Perjalanan kisah kami memang belum berakhir, tapi setidaknya, kisah cinta kami sudah sampai pada tujuan. Dulu kami menulis lembaran kisah masing-masing, tapi sekarang, kami bekerja sama untuk menulis di atas lembaran-lembaran yang sama.
Menenggak secangkir minuman dengan banyak rasa mungkin bisa membuat siapa saja keracunan, tapi kalau tau bagaimana cara menikmatinya, tau cara menetralkannya, mengisi diri dengan lebih banyak hal positif, niscaya racun pun tidak akan mampu mencemari darah kita.
Waktu di Jepang Mas Nathan menasihati supaya aku tidak hidup di masa lalu, karena hal itu akan memerangkap dan membuatku semakin enggan melangkah maju.

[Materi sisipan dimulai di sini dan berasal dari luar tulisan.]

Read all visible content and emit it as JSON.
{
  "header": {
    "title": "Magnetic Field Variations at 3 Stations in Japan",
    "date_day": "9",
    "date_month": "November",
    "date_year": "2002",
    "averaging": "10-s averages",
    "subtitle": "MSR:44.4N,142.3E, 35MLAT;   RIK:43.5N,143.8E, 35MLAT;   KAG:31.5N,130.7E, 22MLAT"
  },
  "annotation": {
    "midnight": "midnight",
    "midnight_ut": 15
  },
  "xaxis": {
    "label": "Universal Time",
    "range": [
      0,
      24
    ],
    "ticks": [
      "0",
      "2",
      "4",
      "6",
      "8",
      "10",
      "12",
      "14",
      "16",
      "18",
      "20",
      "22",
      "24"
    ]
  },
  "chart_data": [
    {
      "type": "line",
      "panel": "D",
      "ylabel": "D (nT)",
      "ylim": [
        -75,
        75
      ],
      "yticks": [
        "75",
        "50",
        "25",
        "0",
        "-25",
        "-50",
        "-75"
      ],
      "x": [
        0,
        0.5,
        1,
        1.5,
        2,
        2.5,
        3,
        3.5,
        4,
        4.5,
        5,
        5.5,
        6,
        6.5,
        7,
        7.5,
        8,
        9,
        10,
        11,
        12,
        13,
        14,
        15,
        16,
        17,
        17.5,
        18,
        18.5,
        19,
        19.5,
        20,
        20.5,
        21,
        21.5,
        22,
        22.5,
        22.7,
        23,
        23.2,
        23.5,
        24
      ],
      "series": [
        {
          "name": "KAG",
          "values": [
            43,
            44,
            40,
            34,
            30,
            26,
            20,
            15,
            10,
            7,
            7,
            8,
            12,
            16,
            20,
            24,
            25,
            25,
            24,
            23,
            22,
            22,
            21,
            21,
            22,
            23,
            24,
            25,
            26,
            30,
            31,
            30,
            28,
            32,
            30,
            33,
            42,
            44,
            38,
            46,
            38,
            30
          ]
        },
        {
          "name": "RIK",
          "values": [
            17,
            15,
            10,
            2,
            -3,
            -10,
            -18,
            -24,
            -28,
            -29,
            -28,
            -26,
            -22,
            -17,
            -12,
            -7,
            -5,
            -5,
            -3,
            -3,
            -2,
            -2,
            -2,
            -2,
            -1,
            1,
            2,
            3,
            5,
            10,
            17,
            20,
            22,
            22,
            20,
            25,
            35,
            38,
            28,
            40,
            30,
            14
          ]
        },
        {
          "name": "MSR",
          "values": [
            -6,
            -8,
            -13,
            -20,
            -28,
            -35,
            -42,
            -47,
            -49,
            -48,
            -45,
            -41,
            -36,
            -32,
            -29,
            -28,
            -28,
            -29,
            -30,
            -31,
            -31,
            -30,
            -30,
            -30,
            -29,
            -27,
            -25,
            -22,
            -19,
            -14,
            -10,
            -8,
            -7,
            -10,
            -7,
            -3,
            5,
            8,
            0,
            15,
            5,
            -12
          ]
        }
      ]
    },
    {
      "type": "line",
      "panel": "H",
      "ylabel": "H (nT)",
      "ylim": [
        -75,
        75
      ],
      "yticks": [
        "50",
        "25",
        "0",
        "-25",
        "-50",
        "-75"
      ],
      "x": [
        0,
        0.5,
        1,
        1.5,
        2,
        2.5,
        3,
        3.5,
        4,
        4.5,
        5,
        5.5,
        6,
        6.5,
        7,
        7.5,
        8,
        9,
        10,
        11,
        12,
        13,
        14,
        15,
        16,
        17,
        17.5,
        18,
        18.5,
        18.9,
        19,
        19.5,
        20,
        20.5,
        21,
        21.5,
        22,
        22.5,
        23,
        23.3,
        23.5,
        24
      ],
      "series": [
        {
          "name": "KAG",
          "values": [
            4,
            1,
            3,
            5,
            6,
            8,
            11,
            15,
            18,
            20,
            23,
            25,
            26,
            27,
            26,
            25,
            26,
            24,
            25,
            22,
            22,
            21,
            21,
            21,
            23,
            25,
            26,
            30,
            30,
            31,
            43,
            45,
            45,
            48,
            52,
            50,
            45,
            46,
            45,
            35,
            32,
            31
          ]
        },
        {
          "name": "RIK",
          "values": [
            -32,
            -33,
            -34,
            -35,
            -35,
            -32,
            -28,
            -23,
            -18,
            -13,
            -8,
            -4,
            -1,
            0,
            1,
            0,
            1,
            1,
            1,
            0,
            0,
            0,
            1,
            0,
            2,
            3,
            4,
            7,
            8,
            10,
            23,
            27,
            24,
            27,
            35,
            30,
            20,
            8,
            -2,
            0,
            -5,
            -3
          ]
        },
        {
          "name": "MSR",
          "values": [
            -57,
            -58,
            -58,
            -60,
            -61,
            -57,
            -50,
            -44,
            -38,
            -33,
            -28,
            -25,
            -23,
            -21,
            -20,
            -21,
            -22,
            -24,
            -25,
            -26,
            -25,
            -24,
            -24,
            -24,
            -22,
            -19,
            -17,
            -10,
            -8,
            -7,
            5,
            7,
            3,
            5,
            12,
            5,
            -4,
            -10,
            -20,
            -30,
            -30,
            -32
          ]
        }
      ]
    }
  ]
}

Memang tidak serta-merta berhasil. Tapi karena telah memutuskan, aku harus konsisten. Aku jadikan Mas Nathan sebagai pegangan dan tempat bersandar sampai pada akhirnya rasa cinta itu pun tumbuh subur. Cinta yang sudah dewasa, cinta yang tau bagaimana menjaga, cinta yang mampu mengenali siapa si pemilik hati.
Sedikit hiperbolis aku bisa mengatakan, dalam dan tulusnya cinta Mas Nathan padaku sudah mencapai tahap; dengan mata tertutup pun dia bisa menemukan di mana aku berada, dalam suasana ingar bingar yang memekakkan telinga pun dia masih bisa mendengar dan mengenali suaraku.
Terima kasih masa lalu, darimu aku bisa belajar menjadi pribadi yang lebih baik dari hari ke hari. Cinta luar biasa yang sekarang tengah mencumbuiku, juga hadir karena kamu. Karena kamu telah mengecewakanku.